Ragazza molestata e picchiata? Okay, ma di che nazionalità erano gli aggressori?

Qualsiasi tipo di intervento non è umanamente obbligatorio, ma a discrezione di chi assiste a episodi analoghi. Il ragazzo avrebbe potuto ignorare le urla, fingere che non fosse sua responsabilità. Ciononostante, grazie a una reazione attiva, il peggio è stato scongiurato. Ciò, tuttavia, non significa che quanto accaduto sia meno grave perché stroncato in tempo. In tempo, peraltro, prima che potesse diventare irrimediabile. Il caso di cui sopra non è isolato, o alimentato da orari pericolosi e zone isolate.
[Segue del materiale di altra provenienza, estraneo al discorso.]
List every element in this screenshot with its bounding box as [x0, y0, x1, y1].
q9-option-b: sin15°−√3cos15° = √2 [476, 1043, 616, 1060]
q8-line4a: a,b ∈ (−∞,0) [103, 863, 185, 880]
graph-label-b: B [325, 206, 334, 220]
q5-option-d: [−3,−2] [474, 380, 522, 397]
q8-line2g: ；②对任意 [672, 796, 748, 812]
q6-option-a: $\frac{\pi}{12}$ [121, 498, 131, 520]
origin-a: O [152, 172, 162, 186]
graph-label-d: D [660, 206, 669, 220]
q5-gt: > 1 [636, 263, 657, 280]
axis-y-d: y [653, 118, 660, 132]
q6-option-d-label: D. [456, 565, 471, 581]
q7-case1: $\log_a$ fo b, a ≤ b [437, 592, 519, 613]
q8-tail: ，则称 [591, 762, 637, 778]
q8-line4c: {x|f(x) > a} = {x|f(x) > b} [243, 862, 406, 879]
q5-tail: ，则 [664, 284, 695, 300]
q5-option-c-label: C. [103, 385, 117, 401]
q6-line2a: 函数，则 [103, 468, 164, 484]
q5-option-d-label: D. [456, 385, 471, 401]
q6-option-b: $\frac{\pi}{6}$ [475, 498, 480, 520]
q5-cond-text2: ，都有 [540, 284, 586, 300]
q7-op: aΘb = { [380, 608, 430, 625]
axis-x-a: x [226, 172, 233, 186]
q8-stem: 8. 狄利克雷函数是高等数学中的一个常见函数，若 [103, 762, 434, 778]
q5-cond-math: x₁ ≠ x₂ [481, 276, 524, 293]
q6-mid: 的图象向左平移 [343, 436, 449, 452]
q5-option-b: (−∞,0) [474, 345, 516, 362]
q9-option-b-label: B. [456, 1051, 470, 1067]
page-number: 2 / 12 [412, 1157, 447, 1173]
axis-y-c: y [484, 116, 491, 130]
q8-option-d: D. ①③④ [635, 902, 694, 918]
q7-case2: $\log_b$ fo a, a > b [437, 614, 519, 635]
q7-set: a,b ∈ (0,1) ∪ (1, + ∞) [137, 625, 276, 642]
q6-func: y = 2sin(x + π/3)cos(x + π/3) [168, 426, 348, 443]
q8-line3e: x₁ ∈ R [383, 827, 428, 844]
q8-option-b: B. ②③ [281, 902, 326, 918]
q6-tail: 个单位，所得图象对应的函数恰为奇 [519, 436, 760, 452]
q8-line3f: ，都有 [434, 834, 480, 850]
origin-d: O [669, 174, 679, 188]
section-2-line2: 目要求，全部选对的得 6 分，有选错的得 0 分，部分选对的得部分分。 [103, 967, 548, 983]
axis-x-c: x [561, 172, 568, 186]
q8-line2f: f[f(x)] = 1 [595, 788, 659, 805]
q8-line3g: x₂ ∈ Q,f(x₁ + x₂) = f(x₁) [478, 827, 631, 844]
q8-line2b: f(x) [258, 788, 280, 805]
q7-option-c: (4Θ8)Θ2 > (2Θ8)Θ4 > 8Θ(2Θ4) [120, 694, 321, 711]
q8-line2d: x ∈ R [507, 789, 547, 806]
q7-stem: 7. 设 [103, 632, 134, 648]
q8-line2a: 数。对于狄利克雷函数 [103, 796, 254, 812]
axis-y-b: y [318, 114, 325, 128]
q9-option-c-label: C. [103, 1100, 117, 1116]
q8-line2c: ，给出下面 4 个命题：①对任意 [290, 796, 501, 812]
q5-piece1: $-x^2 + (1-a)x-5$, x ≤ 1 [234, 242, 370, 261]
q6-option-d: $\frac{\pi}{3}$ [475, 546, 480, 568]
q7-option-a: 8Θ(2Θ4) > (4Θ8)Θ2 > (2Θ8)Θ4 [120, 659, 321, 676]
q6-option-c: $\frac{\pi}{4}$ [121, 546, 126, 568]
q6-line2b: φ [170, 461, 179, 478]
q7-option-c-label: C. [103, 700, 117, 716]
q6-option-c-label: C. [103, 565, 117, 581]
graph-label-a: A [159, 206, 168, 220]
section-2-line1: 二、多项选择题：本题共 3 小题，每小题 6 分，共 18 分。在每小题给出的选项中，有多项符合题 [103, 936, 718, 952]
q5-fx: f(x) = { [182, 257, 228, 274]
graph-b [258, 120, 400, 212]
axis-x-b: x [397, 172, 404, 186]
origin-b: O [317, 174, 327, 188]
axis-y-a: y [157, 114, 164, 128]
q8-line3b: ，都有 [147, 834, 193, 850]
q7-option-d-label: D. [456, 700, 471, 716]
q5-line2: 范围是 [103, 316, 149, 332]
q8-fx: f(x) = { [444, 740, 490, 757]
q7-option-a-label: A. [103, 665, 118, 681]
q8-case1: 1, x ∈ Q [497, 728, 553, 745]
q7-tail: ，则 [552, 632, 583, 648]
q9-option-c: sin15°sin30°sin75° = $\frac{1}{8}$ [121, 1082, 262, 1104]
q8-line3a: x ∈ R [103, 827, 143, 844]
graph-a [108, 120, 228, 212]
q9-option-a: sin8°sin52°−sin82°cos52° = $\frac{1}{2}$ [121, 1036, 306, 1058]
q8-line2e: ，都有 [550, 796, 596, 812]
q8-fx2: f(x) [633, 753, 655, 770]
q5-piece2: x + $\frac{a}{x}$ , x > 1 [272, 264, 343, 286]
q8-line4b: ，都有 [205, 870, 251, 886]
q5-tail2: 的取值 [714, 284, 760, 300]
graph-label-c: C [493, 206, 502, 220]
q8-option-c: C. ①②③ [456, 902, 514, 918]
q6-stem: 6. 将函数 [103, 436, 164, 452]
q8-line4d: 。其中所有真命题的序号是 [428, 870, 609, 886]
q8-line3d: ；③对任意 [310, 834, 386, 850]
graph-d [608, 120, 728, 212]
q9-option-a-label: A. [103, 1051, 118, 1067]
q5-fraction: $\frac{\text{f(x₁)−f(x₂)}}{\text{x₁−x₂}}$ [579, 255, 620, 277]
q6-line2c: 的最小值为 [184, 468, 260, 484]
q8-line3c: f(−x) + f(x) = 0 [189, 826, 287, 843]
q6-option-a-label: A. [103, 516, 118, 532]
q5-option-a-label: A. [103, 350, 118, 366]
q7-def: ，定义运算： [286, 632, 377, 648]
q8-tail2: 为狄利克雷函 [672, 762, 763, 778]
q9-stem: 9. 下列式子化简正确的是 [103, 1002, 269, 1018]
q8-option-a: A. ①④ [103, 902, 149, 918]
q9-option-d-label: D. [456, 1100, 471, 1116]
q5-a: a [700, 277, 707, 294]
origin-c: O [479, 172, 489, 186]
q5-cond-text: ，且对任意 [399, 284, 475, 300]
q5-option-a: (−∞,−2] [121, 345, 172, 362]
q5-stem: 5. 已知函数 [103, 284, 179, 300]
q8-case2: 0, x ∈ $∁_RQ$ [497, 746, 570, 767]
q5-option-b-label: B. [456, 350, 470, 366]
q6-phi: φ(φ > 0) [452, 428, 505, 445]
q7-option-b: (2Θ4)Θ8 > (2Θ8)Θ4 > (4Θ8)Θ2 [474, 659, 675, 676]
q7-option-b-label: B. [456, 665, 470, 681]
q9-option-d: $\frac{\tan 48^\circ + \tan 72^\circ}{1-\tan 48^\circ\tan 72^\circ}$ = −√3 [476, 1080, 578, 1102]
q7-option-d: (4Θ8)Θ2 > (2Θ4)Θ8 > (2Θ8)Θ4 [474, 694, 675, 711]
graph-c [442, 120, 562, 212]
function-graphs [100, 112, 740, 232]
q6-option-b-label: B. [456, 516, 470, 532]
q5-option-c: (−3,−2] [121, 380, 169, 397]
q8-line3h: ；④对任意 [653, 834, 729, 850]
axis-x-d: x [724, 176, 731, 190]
È accaduto in un luogo centrale, in pieno giorno, sotto gli occhi di tutti. Molti utenti hanno deliberatamente scelto di proiettare il problema sulla nazionalità, per di più non specificata. Questo non è politically correct: è conoscere la situazione nel suo insieme e comprendere che la sistematicità delle aggressione e delle molestie non è legata alle origini. Se gli immigrati regolari o irregolari che siano venissero “cacciati”, come suggeriscono molti, rimarremmo stupiti dalla persistenza di un problema che riguarda tutti, non solo un gruppo di persone.